Here are some factors you need to evaluate when deciding whether an LLC or an LP would work best for your business.
LLC vs. LP
In general, an LLC might be better if one or more of the following apply:
- You want all owners to enjoy limitation of liability
- All owners will participate in managing the company
- You want the option of taxation as a corporation
An LP might be better if any of the following apply:
- You want passive investors who cannot participate in management decisions
- You already have an LLC that will serve as the general partner
- You are not particularly concerned about the personal liability of the general partner
The Internal Revenue Service (IRS) treats both LLCs and LPs the same for tax purposes upon formation. However, an LLC has the option of electing to be taxed as if it were a corporation. Limited partnership tax treatment doesn’t allow for such an election.
If partnership taxation is desired, there is no tax advantage to either type of entity. But if you want your company taxed as a corporation, you will need to organize it as an LLC and file the necessary form with the IRS to elect corporate taxation treatment.
You may also need to consider state taxes. Some states tax LLCs as corporations and do not allow them to be taxed as partnerships. This can result in double taxation, where the corporation is taxed on its profits, and the members are also taxed on their share of the profits.
There are differences in how LLCs and LPs are structured and created. It should be noted that a member of an LLC, as well as a partner in an LP, may be an individual person, a corporation, another LLC, or another partnership.
- LLC structure. A person who has an ownership interest in an LLC is called a member. An LLC with two or more members is called a multiple-member LLC. Forming an LLC requires filing a document, most often called Articles of Organization, with the state agency that regulates business entities. Many LLCs also have an Operating Agreement, which spells out the members’ ownership interests, rights, and responsibilities.
- LP structure. A person with an ownership interest in an LP is called a partner. In an LP, there are two types of partners: general partners and limited partners. There can be one or more general partners and one or more limited partners. Both own a certain percentage of the company, but only general partners can engage in operating the business. Limited partners are passive investors who share in profits and losses but have no say in how the business is run. Having passive investors is the main advantage of a limited partnership.
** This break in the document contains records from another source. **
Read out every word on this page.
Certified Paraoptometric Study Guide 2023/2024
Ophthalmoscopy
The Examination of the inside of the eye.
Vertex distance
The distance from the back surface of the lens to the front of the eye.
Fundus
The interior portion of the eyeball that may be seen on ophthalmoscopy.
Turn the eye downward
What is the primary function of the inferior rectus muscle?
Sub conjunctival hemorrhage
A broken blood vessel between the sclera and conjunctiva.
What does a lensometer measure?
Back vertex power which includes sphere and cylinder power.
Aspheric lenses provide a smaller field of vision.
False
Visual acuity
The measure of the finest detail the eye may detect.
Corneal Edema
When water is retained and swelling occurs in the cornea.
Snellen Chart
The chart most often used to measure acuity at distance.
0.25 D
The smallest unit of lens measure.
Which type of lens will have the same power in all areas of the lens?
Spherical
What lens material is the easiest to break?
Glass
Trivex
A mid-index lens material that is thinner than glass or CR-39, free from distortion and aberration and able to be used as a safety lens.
Forming an LP is typically done by creating a Partnership Agreement, which spells out the ownership interests, rights, and responsibilities of the general and limited partners. As with an LLC, some type of state registration is also necessary.
Business entities are created under state law, and states may vary in their filing requirements and registration fees. For this reason, you will want to see if there are any significant differences between registering an LLC and an LP in your state.
Some states prohibit certain types of businesses from organizing as an LLC. This commonly relates to certain professionals, such as accountants, architects, physicians, and certain types of businesses, such as banks and insurance companies.
Limitation of liability
If a business is organized as a general partnership, all of the partners can be held personally liable for the business’s debts. This means that a partner is risking more than what they contribute to the business.
If the company’s debts are greater than the value of the company’s assets, a creditor can go after the partner’s personal property, such as their personal bank accounts, other investments, cars, and real estate.
A central purpose of both an LLC and an LP is to limit the owners’ personal liability, but they do not provide the same degree of protection.
With an LLC, all of the members obtain limited personal liability. The members may also participate in the management of the business and keep their limitation of liability.
In an LP, only limited partners enjoy limited personal liability. However, this only applies if the limited partner takes no active role in managing the company. A general partner remains personally liable for partnership debts.
Some LPs resolve this problem by forming a separate LLC to be the general partner. But this requires setting up two entities, the LLC and the LP, and incurring the expense of forming and operating each.